Here's some pics of your first day. You're too cute for words in your backpack. It was so heavy that you were wobbling a little bit. Too many ice packs in your first-day lunch. :)

I love you big boy. Happy first day of pretend school. xoxo, Momma




Thursday, August 26, 2010

Pals

I know one day soon you'll be inseparable best buds. For now, you're pretty much just inseparable litter mates. Biting, fighting, pinching,hitting, running, jumping, kicking, hugging, squeezing and...the occasional restful moment. Here's one of them:


I hear your grown-up voice in my head, someday saying how much you love Sadie. And it makes me happy knowing that you'll have her through the years. To snuggle, to confide in, to have at the foot of your bed, and to teach you all of the wonderful lessons that come with having a dog.

Please just try not to hurt each other too bad in the mean time...

xo,
Momma

Wednesday, August 25, 2010

Goodnight Train

"In bed at last. Tucked in and snug. The engines snores a final chug." As one of Cooper's favorite books says, here I am, at last. It's been one of those days. You know, the kind that starts out all wrong, continues all wrong, but maybe ends a little bit ok. The kind of day where I wish I could go back, erase all the angry moments, the yelling, and the little (big) fights between me and Cooper. I'm not sure what it was about today, but I did not do my part as patient mother today. It started with waking up a tad too early after a not-so-restful night's sleep and then an early morning battle over wether or not a nose syringe could in fact be a toy. I feel ridiculous even typing that because normally, YES a nose syringe is indeed a toy. But not today. I didn't feel like picking up the shredded syringe an hour later after Cooper would have, no doubt, left it laying around for Sadie to devour. So I said no. And not gently. Like I sometimes do when my patience wears thin. I just wish it hadn't worn so thin, so early. That was NOT his fault. It was mine. And so the day continued, with both of us acting like two-year olds. I'm suppose to be the adult, right? I'm not sure why but some days I just can't climb up on top and see what really matters most. Like being a thoughtful, respectful and patient mother to Cooper.

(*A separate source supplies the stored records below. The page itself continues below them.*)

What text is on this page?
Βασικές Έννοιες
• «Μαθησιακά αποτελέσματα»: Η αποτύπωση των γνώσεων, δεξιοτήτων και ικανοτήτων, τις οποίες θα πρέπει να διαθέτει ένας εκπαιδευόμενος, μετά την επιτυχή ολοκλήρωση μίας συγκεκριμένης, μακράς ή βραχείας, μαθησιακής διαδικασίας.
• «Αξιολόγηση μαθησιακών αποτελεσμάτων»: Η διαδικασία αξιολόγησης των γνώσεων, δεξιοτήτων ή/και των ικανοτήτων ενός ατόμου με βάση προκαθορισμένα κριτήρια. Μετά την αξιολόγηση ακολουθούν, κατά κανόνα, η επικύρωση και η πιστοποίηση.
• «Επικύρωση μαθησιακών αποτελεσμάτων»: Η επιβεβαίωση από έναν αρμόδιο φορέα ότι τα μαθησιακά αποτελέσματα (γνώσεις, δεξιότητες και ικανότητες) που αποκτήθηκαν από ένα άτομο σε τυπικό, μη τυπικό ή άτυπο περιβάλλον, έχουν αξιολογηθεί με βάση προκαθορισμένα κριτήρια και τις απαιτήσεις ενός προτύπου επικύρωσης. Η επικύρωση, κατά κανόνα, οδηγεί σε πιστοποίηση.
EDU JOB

And tonight, just as I excused myself from the nighttime routine, to put myself to bed early, Cooper brought me "our" book (My Truck Is Stuck). Momma read (sounds like from his lips- "amomma wreah"). And my heart is simultaneously melting and breaking into a million pieces. He's so forgiving, so adorable, so elastic. It's like all of the yuck from the day never even happened. He's moved on. So I read, and I try to move on. The anger has all washed away and I'm sitting there holding him, breathing through the hair on top of his head. Loving every bit of him. I can't imagine why on earth I'd ever raise my voice at my little guy. The reality is, is that it happens. Because I get tired, frustrated or stressed. Real or imagined. And the impatient momma comes out.

I'm grateful for the bedtime that we had this evening. Thanks for being so forgiving, little man. Tomorrow is another day. And I promise that I will always keep trying to be a better Mom than I was today, yesterday or the day before that. I love you.

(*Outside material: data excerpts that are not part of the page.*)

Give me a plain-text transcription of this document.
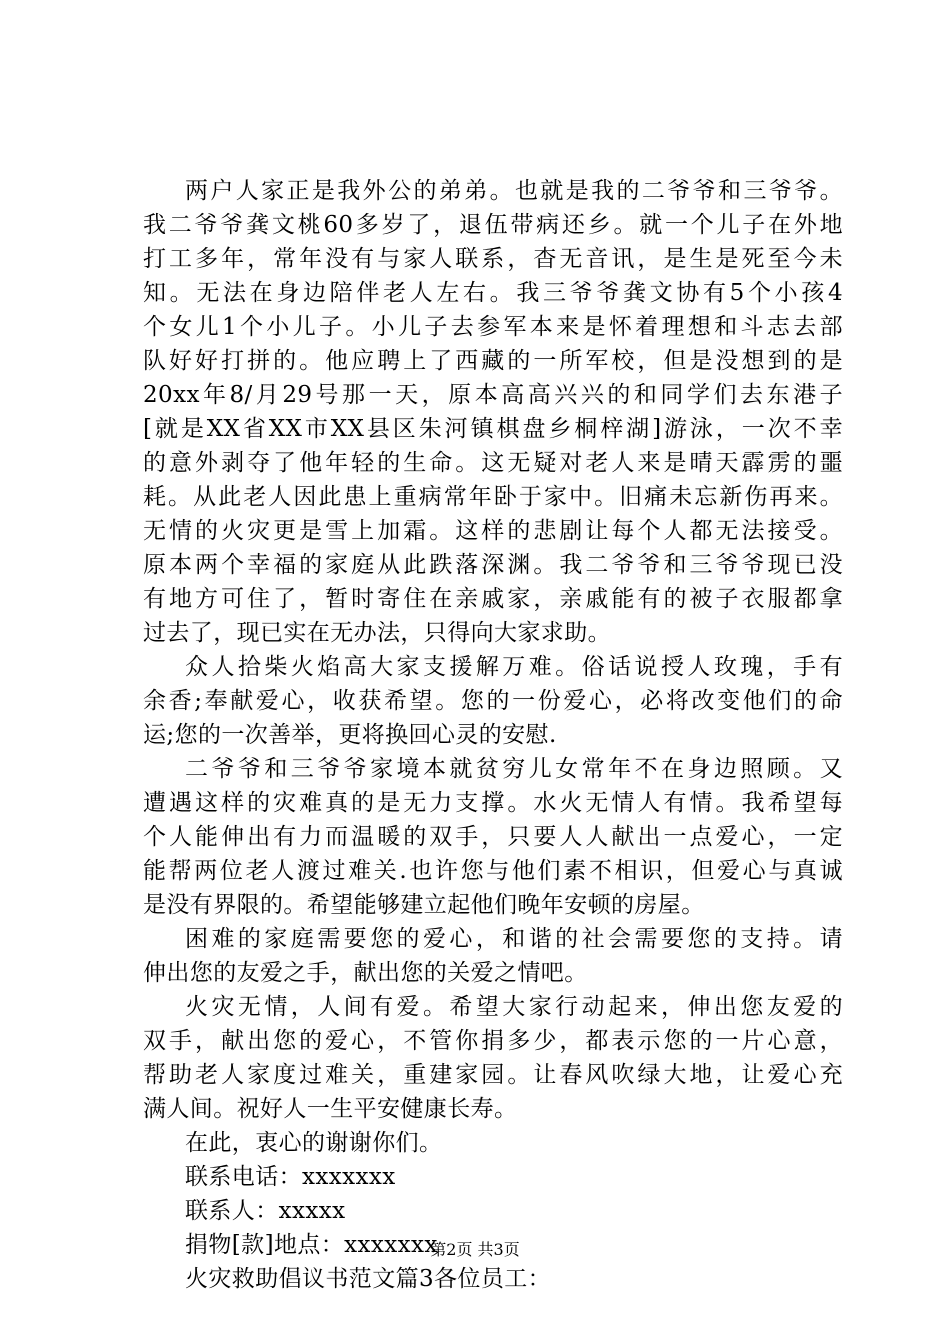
两户人家正是我外公的弟弟。也就是我的二爷爷和三爷爷。
我二爷爷龚文桃60多岁了，退伍带病还乡。就一个儿子在外地
打工多年，常年没有与家人联系，杳无音讯，是生是死至今未
知。无法在身边陪伴老人左右。我三爷爷龚文协有5个小孩4
个女儿1个小儿子。小儿子去参军本来是怀着理想和斗志去部
队好好打拼的。他应聘上了西藏的一所军校，但是没想到的是
20xx年8/月29号那一天，原本高高兴兴的和同学们去东港子
[就是XX省XX市XX县区朱河镇棋盘乡桐梓湖]游泳，一次不幸
的意外剥夺了他年轻的生命。这无疑对老人来是晴天霹雳的噩
耗。从此老人因此患上重病常年卧于家中。旧痛未忘新伤再来。
无情的火灾更是雪上加霜。这样的悲剧让每个人都无法接受。
原本两个幸福的家庭从此跌落深渊。我二爷爷和三爷爷现已没
有地方可住了，暂时寄住在亲戚家，亲戚能有的被子衣服都拿
过去了，现已实在无办法，只得向大家求助。
众人拾柴火焰高大家支援解万难。俗话说授人玫瑰，手有
余香;奉献爱心，收获希望。您的一份爱心，必将改变他们的命
运;您的一次善举，更将换回心灵的安慰.
二爷爷和三爷爷家境本就贫穷儿女常年不在身边照顾。又
遭遇这样的灾难真的是无力支撑。水火无情人有情。我希望每
个人能伸出有力而温暖的双手，只要人人献出一点爱心，一定
能帮两位老人渡过难关.也许您与他们素不相识，但爱心与真诚
是没有界限的。希望能够建立起他们晚年安顿的房屋。
困难的家庭需要您的爱心，和谐的社会需要您的支持。请
伸出您的友爱之手，献出您的关爱之情吧。
火灾无情，人间有爱。希望大家行动起来，伸出您友爱的
双手，献出您的爱心，不管你捐多少，都表示您的一片心意，
帮助老人家度过难关，重建家园。让春风吹绿大地，让爱心充
满人间。祝好人一生平安健康长寿。
在此，衷心的谢谢你们。
联系电话：xxxxxxx
联系人：xxxxx
捐物[款]地点：xxxxxxx
火灾救助倡议书范文篇3各位员工：
第2页 共3页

You. Adorably eating a pah-ooh-oohl.

Sunday, August 08, 2010

Play Doh

I have been too scared to get any play doh for Cooper until recently when I decided that it couldn't be worse than going outside in this Georgia HEAT. I'm glad I decided to give it a try- Cooper seems to love it and I was impressed with how long it captured his attention. Both Bryan and I have had fun sitting down with him and making things. It took mere minutes for me to get over the fact that the colors will not be staying separated. Here's the little dude making red and blue into purple...

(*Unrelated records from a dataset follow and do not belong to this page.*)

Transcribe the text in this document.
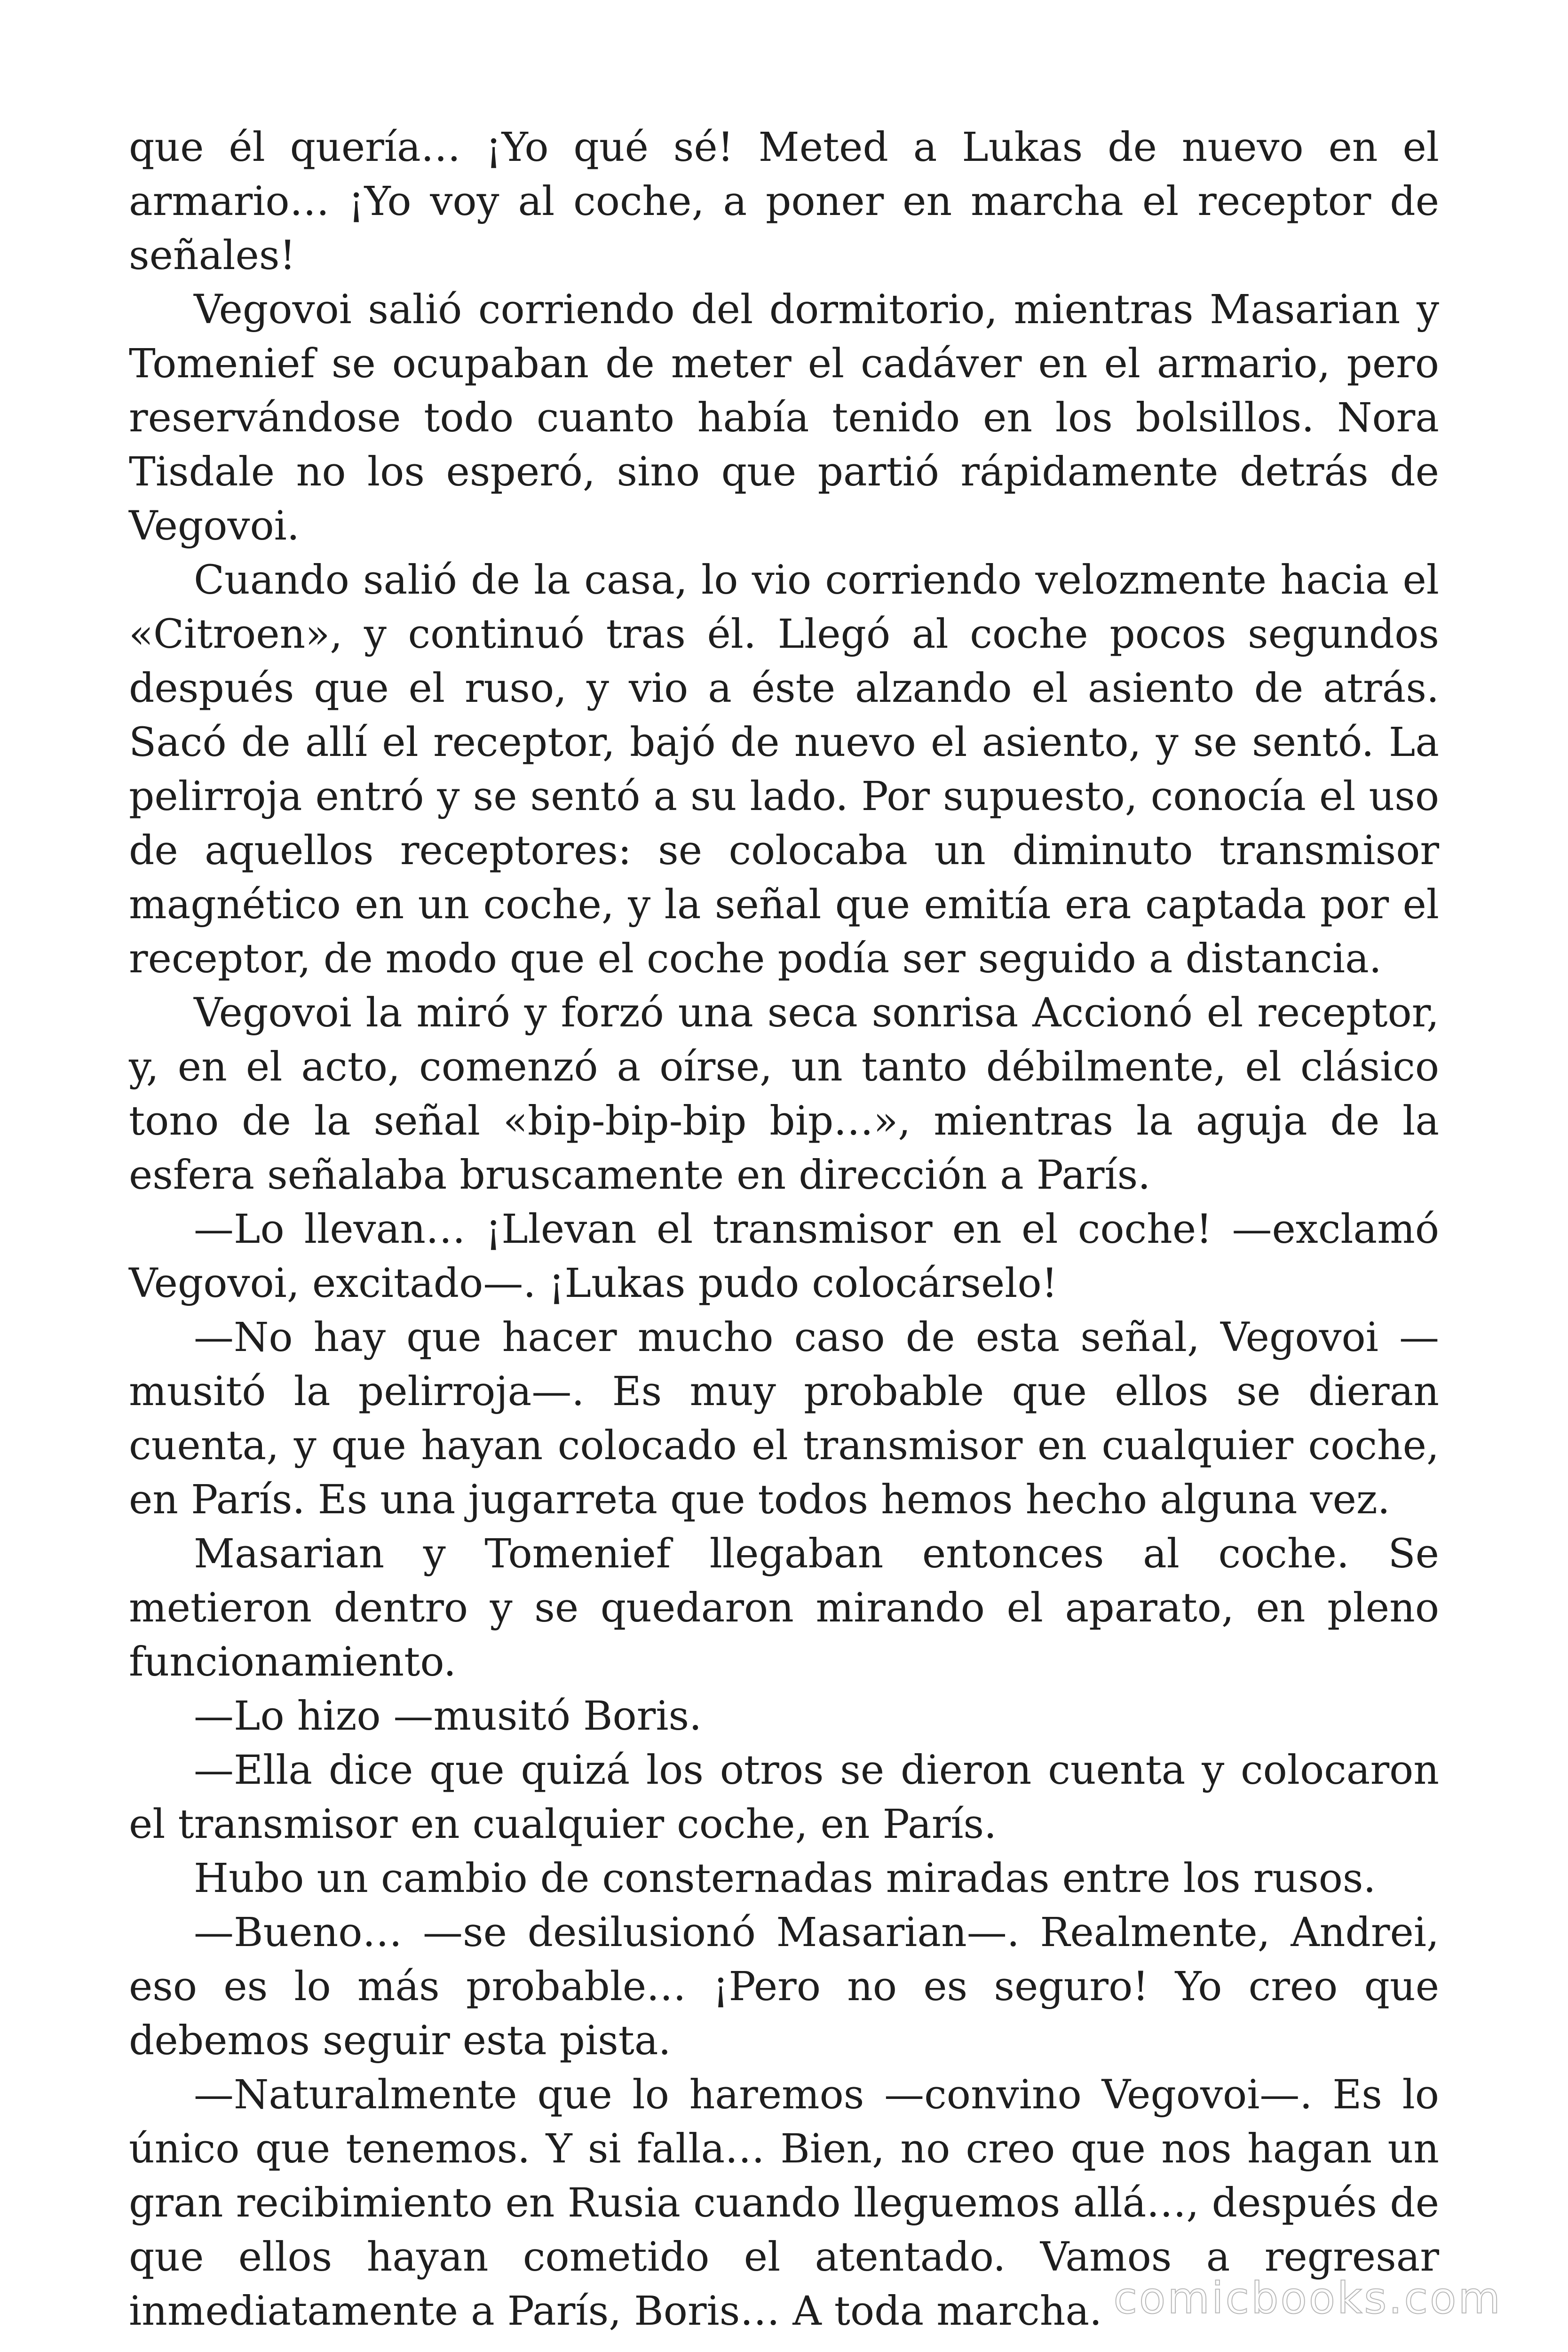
que él quería… ¡Yo qué sé! Meted a Lukas de nuevo en el armario… ¡Yo voy al coche, a poner en marcha el receptor de señales!

Vegovoi salió corriendo del dormitorio, mientras Masarian y Tomenief se ocupaban de meter el cadáver en el armario, pero reservándose todo cuanto había tenido en los bolsillos. Nora Tisdale no los esperó, sino que partió rápidamente detrás de Vegovoi.

Cuando salió de la casa, lo vio corriendo velozmente hacia el «Citroen», y continuó tras él. Llegó al coche pocos segundos después que el ruso, y vio a éste alzando el asiento de atrás. Sacó de allí el receptor, bajó de nuevo el asiento, y se sentó. La pelirroja entró y se sentó a su lado. Por supuesto, conocía el uso de aquellos receptores: se colocaba un diminuto transmisor magnético en un coche, y la señal que emitía era captada por el receptor, de modo que el coche podía ser seguido a distancia.

Vegovoi la miró y forzó una seca sonrisa Accionó el receptor, y, en el acto, comenzó a oírse, un tanto débilmente, el clásico tono de la señal «bip-bip-bip bip…», mientras la aguja de la esfera señalaba bruscamente en dirección a París.

—Lo llevan… ¡Llevan el transmisor en el coche! —exclamó Vegovoi, excitado—. ¡Lukas pudo colocárselo!

—No hay que hacer mucho caso de esta señal, Vegovoi —musitó la pelirroja—. Es muy probable que ellos se dieran cuenta, y que hayan colocado el transmisor en cualquier coche, en París. Es una jugarreta que todos hemos hecho alguna vez.

Masarian y Tomenief llegaban entonces al coche. Se metieron dentro y se quedaron mirando el aparato, en pleno funcionamiento.

—Lo hizo —musitó Boris.

—Ella dice que quizá los otros se dieron cuenta y colocaron el transmisor en cualquier coche, en París.

Hubo un cambio de consternadas miradas entre los rusos.

—Bueno… —se desilusionó Masarian—. Realmente, Andrei, eso es lo más probable… ¡Pero no es seguro! Yo creo que debemos seguir esta pista.

—Naturalmente que lo haremos —convino Vegovoi—. Es lo único que tenemos. Y si falla… Bien, no creo que nos hagan un gran recibimiento en Rusia cuando lleguemos allá…, después de que ellos hayan cometido el atentado. Vamos a regresar inmediatamente a París, Boris… A toda marcha. comicbooks.com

I don't have it captured in a picture but my favorite part was when Cooper had the thought to use the little plastic scissors to cut a spaghetti string of play doh off of the spaghetti-maker. Completely his idea and so totally smart and adorable.

PS- Fall, if you're out there listening, please make an early appearance this year. I mean, I love staying indoors and watching tv and eating bonbons all the time but enough is enough.